もちろん今キースが口にしたのは『聖女キャスリーン』の事だ。目の前で共に食事を進めている騎士の事ではない。
それは分かっている。だが実際は同一人物なのだ、この話題は聞き逃せない。
「キャスリーン様が、結婚!? ど、どういうことですか!」
「なんだ、彼女と親しいのに知らないのか? 聖女の力は次代へと繋げられるべきもの。きっともう目ぼしい相手は決まってるだろ」
「そ、そうですけど……でもキャスリーン様はまだお若いし、そんな……」
「社交界じゃよくある話だ。結婚も結婚相手も、全て親が決めるんだ」
きっぱりとキースが言い切る。
だが確かに、十六というキャスリーンの年齢は社交界においては結婚適齢期と言えるだろう。同年代で既に結婚している者も少なくない。そしてその殆どが親が決めた相手とだ。

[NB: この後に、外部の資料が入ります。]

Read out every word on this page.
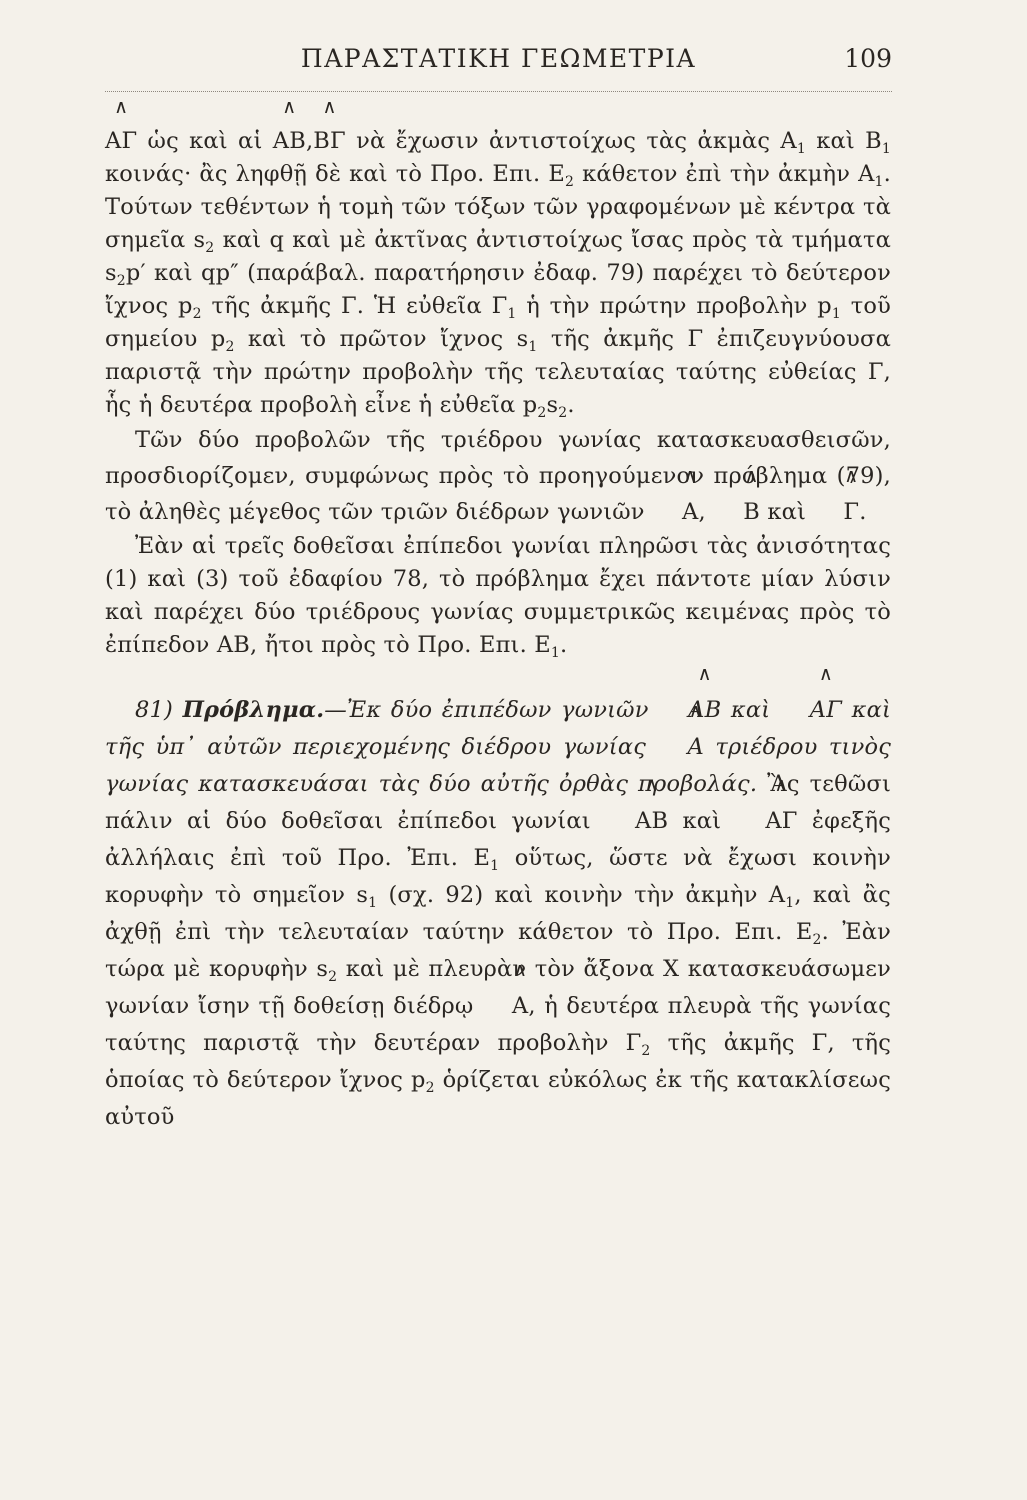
ΠΑΡΑΣΤΑΤΙΚΗ ΓΕΩΜΕΤΡΙΑ	109

∧ ΑΓ ὡς καὶ αἱ ∧ ΑΒ,∧ ΒΓ νὰ ἔχωσιν ἀντιστοίχως τὰς ἀκμὰς $A_1$ καὶ $B_1$ κοινάς· ἂς ληφθῇ δὲ καὶ τὸ Προ. Επι. $E_2$ κάθετον ἐπὶ τὴν ἀκμὴν $A_1$. Τούτων τεθέντων ἡ τομὴ τῶν τόξων τῶν γραφομένων μὲ κέντρα τὰ σημεῖα $s_2$ καὶ q καὶ μὲ ἀκτῖνας ἀντιστοίχως ἴσας πρὸς τὰ τμήματα $s_2p'$ καὶ qp″ (παράβαλ. παρατήρησιν ἐδαφ. 79) παρέχει τὸ δεύτερον ἴχνος $p_2$ τῆς ἀκμῆς Γ. Ἡ εὐθεῖα $\Gamma_1$ ἡ τὴν πρώτην προβολὴν $p_1$ τοῦ σημείου $p_2$ καὶ τὸ πρῶτον ἴχνος $s_1$ τῆς ἀκμῆς Γ ἐπιζευγνύουσα παριστᾷ τὴν πρώτην προβολὴν τῆς τελευταίας ταύτης εὐθείας Γ, ἧς ἡ δευτέρα προβολὴ εἶνε ἡ εὐθεῖα $p_2s_2$.

Τῶν δύο προβολῶν τῆς τριέδρου γωνίας κατασκευασθεισῶν, προσδιορίζομεν, συμφώνως πρὸς τὸ προηγούμενον πρόβλημα (79), τὸ ἀληθὲς μέγεθος τῶν τριῶν διέδρων γωνιῶν ∧ Α, ∧ Β καὶ ∧ Γ.

Ἐὰν αἱ τρεῖς δοθεῖσαι ἐπίπεδοι γωνίαι πληρῶσι τὰς ἀνισότητας (1) καὶ (3) τοῦ ἐδαφίου 78, τὸ πρόβλημα ἔχει πάντοτε μίαν λύσιν καὶ παρέχει δύο τριέδρους γωνίας συμμετρικῶς κειμένας πρὸς τὸ ἐπίπεδον ΑΒ, ἤτοι πρὸς τὸ Προ. Επι. $E_1$.

81) Πρόβλημα.—Ἐκ δύο ἐπιπέδων γωνιῶν ∧ ΑΒ καὶ ∧ ΑΓ καὶ τῆς ὑπ᾽ αὐτῶν περιεχομένης διέδρου γωνίας ∧ Α τριέδρου τινὸς γωνίας κατασκευάσαι τὰς δύο αὐτῆς ὀρθὰς προβολάς. Ἂς τεθῶσι πάλιν αἱ δύο δοθεῖσαι ἐπίπεδοι γωνίαι ∧ ΑΒ καὶ ∧ ΑΓ ἐφεξῆς ἀλλήλαις ἐπὶ τοῦ Προ. Ἐπι. $E_1$ οὕτως, ὥστε νὰ ἔχωσι κοινὴν κορυφὴν τὸ σημεῖον $s_1$ (σχ. 92) καὶ κοινὴν τὴν ἀκμὴν $A_1$, καὶ ἂς ἀχθῇ ἐπὶ τὴν τελευταίαν ταύτην κάθετον τὸ Προ. Επι. $E_2$. Ἐὰν τώρα μὲ κορυφὴν $s_2$ καὶ μὲ πλευρὰν τὸν ἄξονα Χ κατασκευάσωμεν γωνίαν ἴσην τῇ δοθείσῃ διέδρῳ ∧ Α, ἡ δευτέρα πλευρὰ τῆς γωνίας ταύτης παριστᾷ τὴν δευτέραν προβολὴν $\Gamma_2$ τῆς ἀκμῆς Γ, τῆς ὁποίας τὸ δεύτερον ἴχνος $p_2$ ὁρίζεται εὐκόλως ἐκ τῆς κατακλίσεως αὐτοῦ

それが分かっていてもキャスリーンが慌ててしまうのは、今まで自分のことに置き換えて考えていなかったからだ。
聖女としてまだ半人前、次代などもっと先のこと……そう考えていた。
だが考えてみれば、聖女の力が壮大であればあるほど国は力の継続を尊重するはずだ。早く次代を、それも聖女の家系に見合った相手と……。
「キャスや第四騎士隊のように、身分に関わらず仕事を選ぶことができるようになった。でもまだまだ上はお堅いんだ」
「……キース様」
「いっそ何か大きな問題が起こって、すべて壊れてしまえばいいのかもしれないな。俺も、キャスリーン様も」
溜息混じりに告げられるキースの言葉に、キャスリーンがかける言葉が浮かばずただジッと窓の外に視線をやった。
長閑な景色が続いている。もう少し走れば聖堂のある村に着くだろう。そこで一晩を過ごせば儀式は終わる。一人前の聖女となり、しがない少女騎士は田舎に帰る。
それを覆すと決めた。このままお飾り聖女のままでは居ないと決めた、キャスを消さないと決めた。そこにまた一つ新たな目的を追加する。
『国が決めた相手と結婚なんかしない』
それを胸に、キャスリーンが深く息を吸い込んだ。